W. G. Allen, Plaintiff in Error, v. United Zinc Company, Defendant in Error.
    
    1. To constitute fraud, a misrepresentation must be of a specific material fact that is untrue .and known to be so, and stated for the purpose of inducing another to act, upon which statement the other relies in acting to his injury.
    2. Averments in pleas of mere opinions and promises and of indefinite matters are not sufficient to show fraud.
    Appealed from the Circuit Court for Hillsborough County.
    The facts in the case are stated in the opinion of the court.
    
      J. W. Frazier and C. B. Parhhill, for Plaintiff in Error;
    
      
      F. M. Simonton, for Defendant in Error.
   Whitfield, C. J.

The defendant in error brought an action against Allen on two promissory notes. Allen filed five pleas, four of which were excluded by demurrer. There was judgment for the plaintiff and on writ of error the defendant below, contends, that there was material error in sustaining the demurrer to the four pleas. The notes were given for subscription to corporate stock.
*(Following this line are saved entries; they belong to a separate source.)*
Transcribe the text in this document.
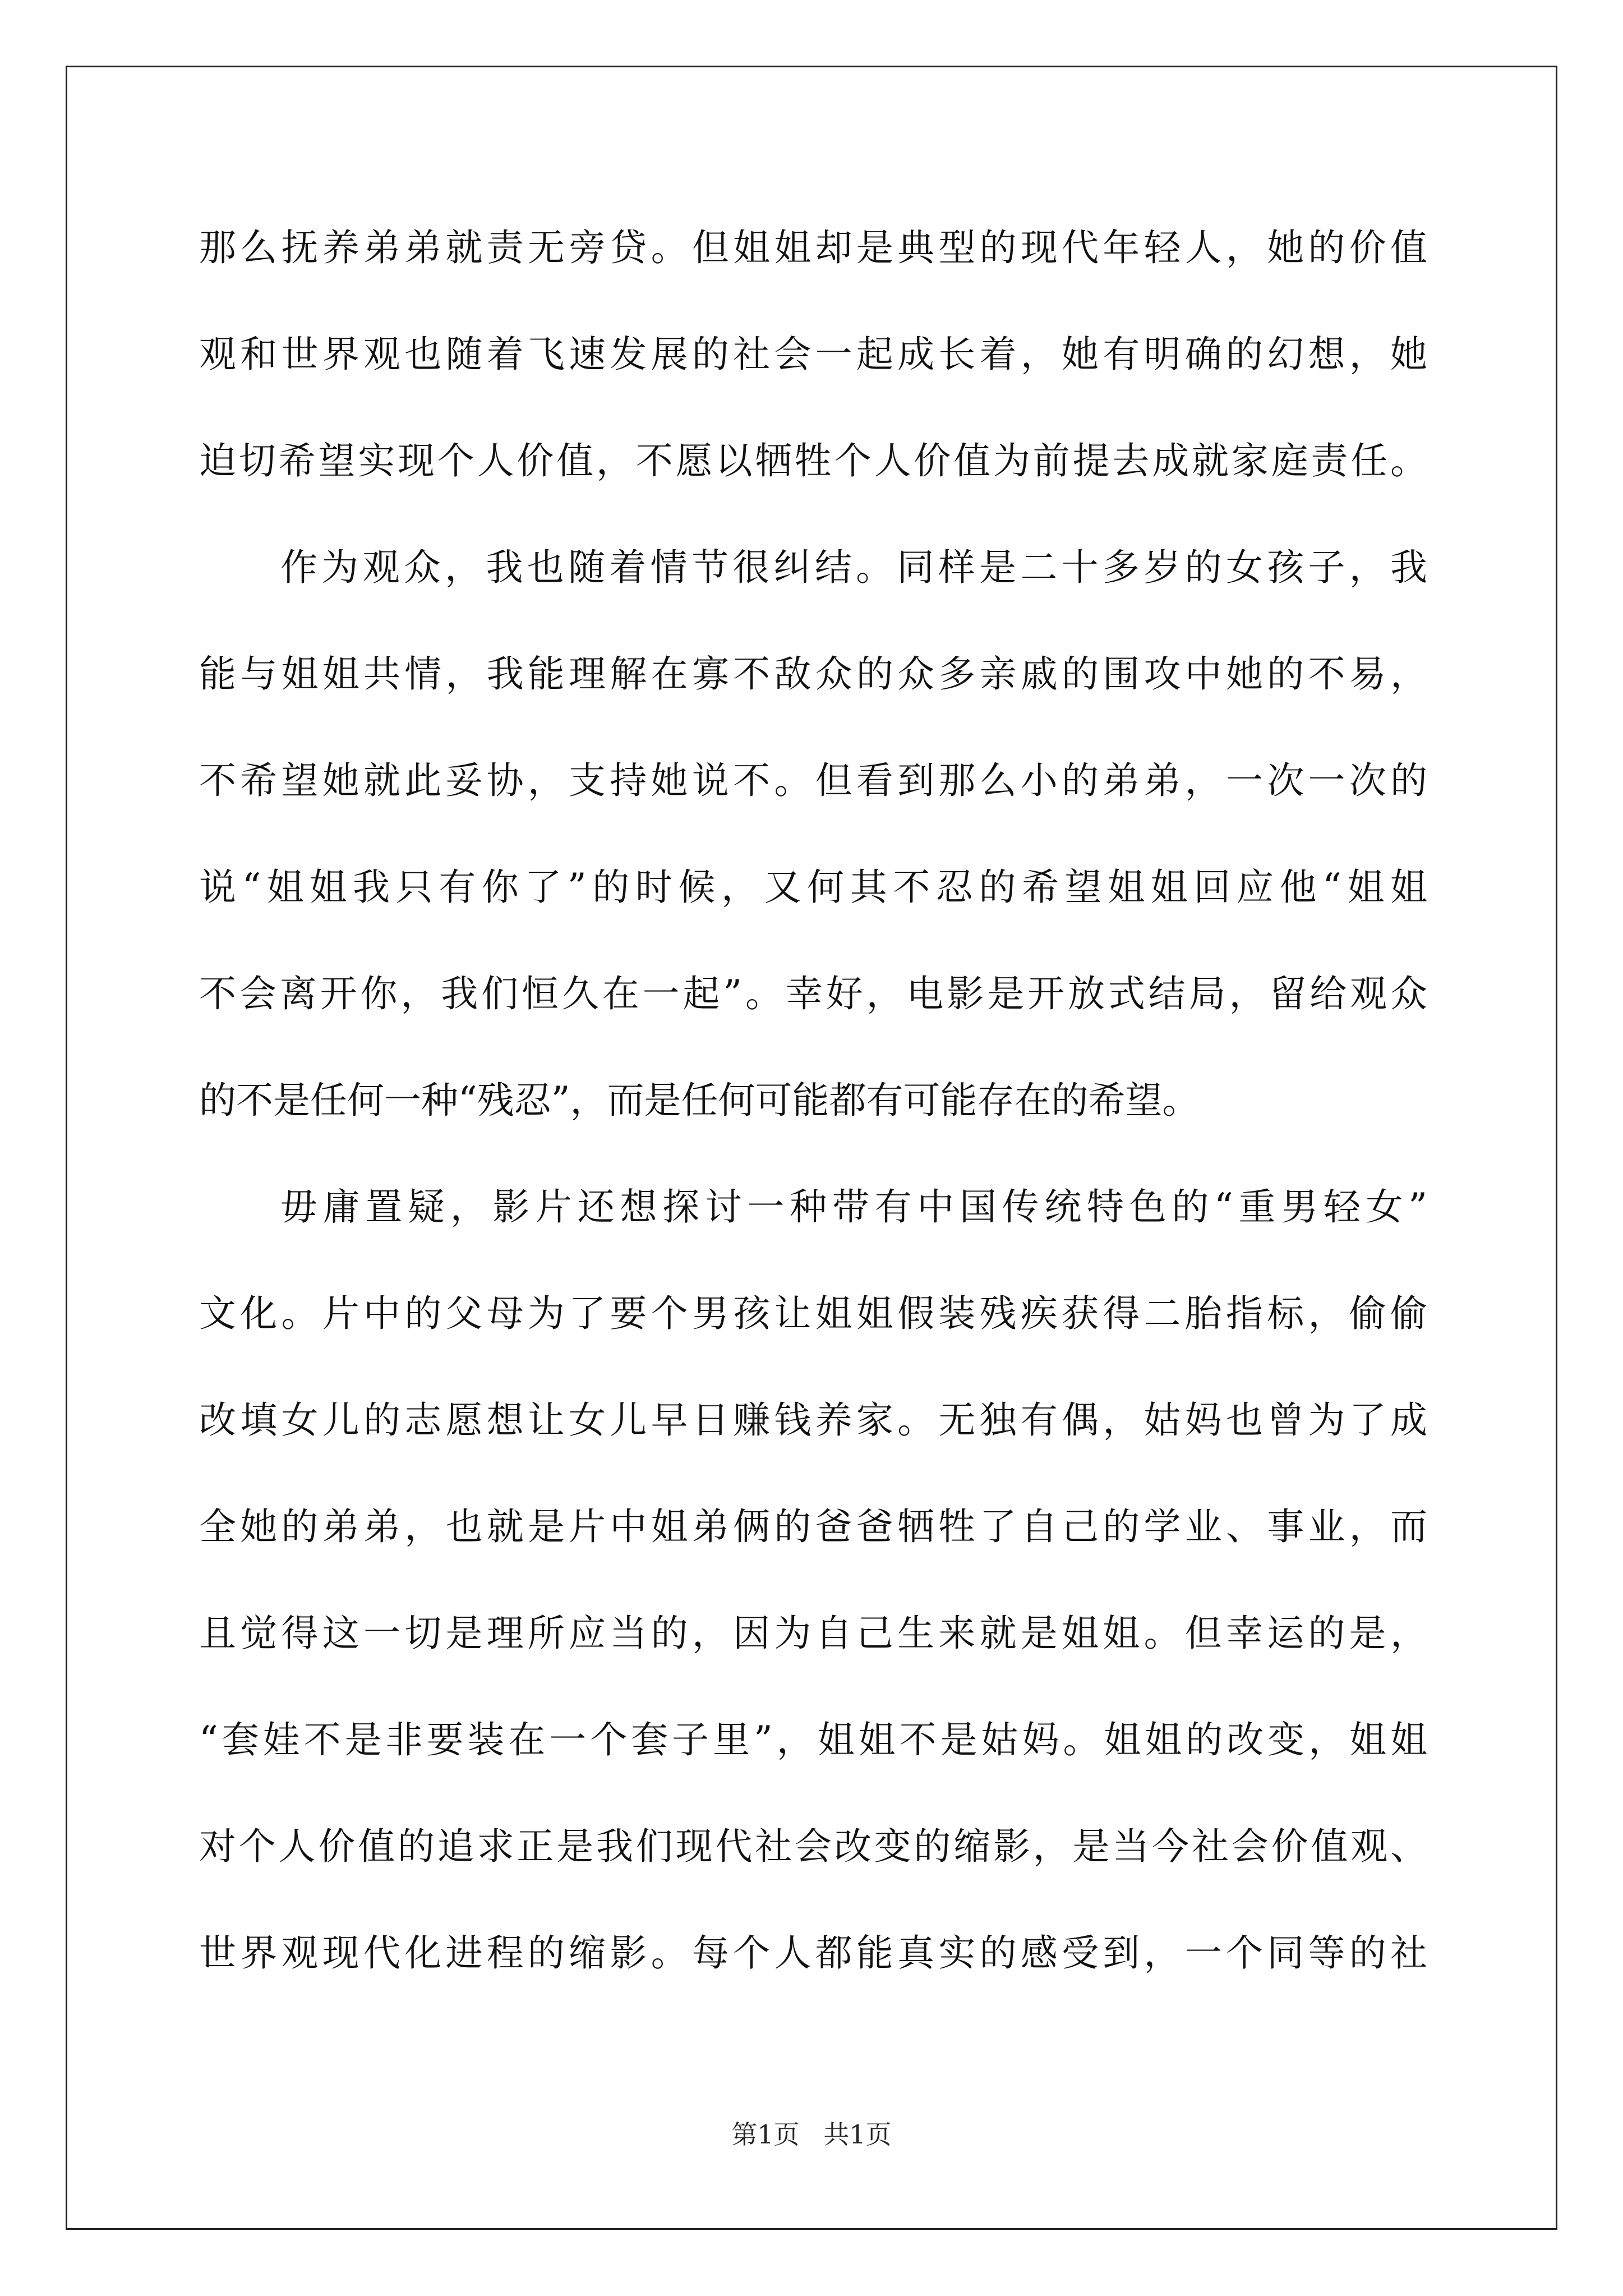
那么抚养弟弟就责无旁贷。但姐姐却是典型的现代年轻人，她的价值
观和世界观也随着飞速发展的社会一起成长着，她有明确的幻想，她
迫切希望实现个人价值，不愿以牺牲个人价值为前提去成就家庭责任。
作为观众，我也随着情节很纠结。同样是二十多岁的女孩子，我
能与姐姐共情，我能理解在寡不敌众的众多亲戚的围攻中她的不易，
不希望她就此妥协，支持她说不。但看到那么小的弟弟，一次一次的
说“姐姐我只有你了”的时候，又何其不忍的希望姐姐回应他“姐姐
不会离开你，我们恒久在一起”。幸好，电影是开放式结局，留给观众
的不是任何一种“残忍”，而是任何可能都有可能存在的希望。
毋庸置疑，影片还想探讨一种带有中国传统特色的“重男轻女”
文化。片中的父母为了要个男孩让姐姐假装残疾获得二胎指标，偷偷
改填女儿的志愿想让女儿早日赚钱养家。无独有偶，姑妈也曾为了成
全她的弟弟，也就是片中姐弟俩的爸爸牺牲了自己的学业、事业，而
且觉得这一切是理所应当的，因为自己生来就是姐姐。但幸运的是，
“套娃不是非要装在一个套子里”，姐姐不是姑妈。姐姐的改变，姐姐
对个人价值的追求正是我们现代社会改变的缩影，是当今社会价值观、
世界观现代化进程的缩影。每个人都能真实的感受到，一个同等的社
第1页 共1页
In effect the excluded pleas aver that the plaintiff represented to defendant that the plaintiff corporation was prosperous; that the plaintiff corporation had sold a large amount of stock to various persons and that it all had been sold at a uniform price; that the plaintiff had developed its various mines and that valuable paying ores had been found and discovered in them and that the said mines had bid fair to be good paying mines; and that plaintiff guaranteed to this defendant that the proceeds of his notes for subscription for said stock in the said plaintiff corporation would be used for working and mining the Zinc Basin Mine, it being one of the said several mines referred .to, which the said plaintiff corporation represented that it owned.

To constitute fraud, a misrepresentation must be of a specific material fact that is untrue and known to be so, and stated for the purpose of inducing another to act, upon which statement the other relies in acting to his injury. See Heathcote v. Fairbanks 60 Fla. 97; 2 Pom. Eq. Sec. 876.

The averments that the corporation represented that it was prosperous, and that plaintiff represented that it had developed its mines, and found paying ores, and that the mines had bid fair to be good paying mines, are essentially opinions and not statements of actual practical facts. The averment that the plaintiff represented that it guaranteed that the proceeds of the notes would be used in a certain way, is a statement of a mere promise. The averment that the plaintiff represented that it had sold “a large amount” of its stock to various persons, is too indefinite to show that the representation was material.

The judgment is affirmed.

Shackleford, Cockrell and Hocker, J. J., concur.

Taylor, J., absent on account of illness.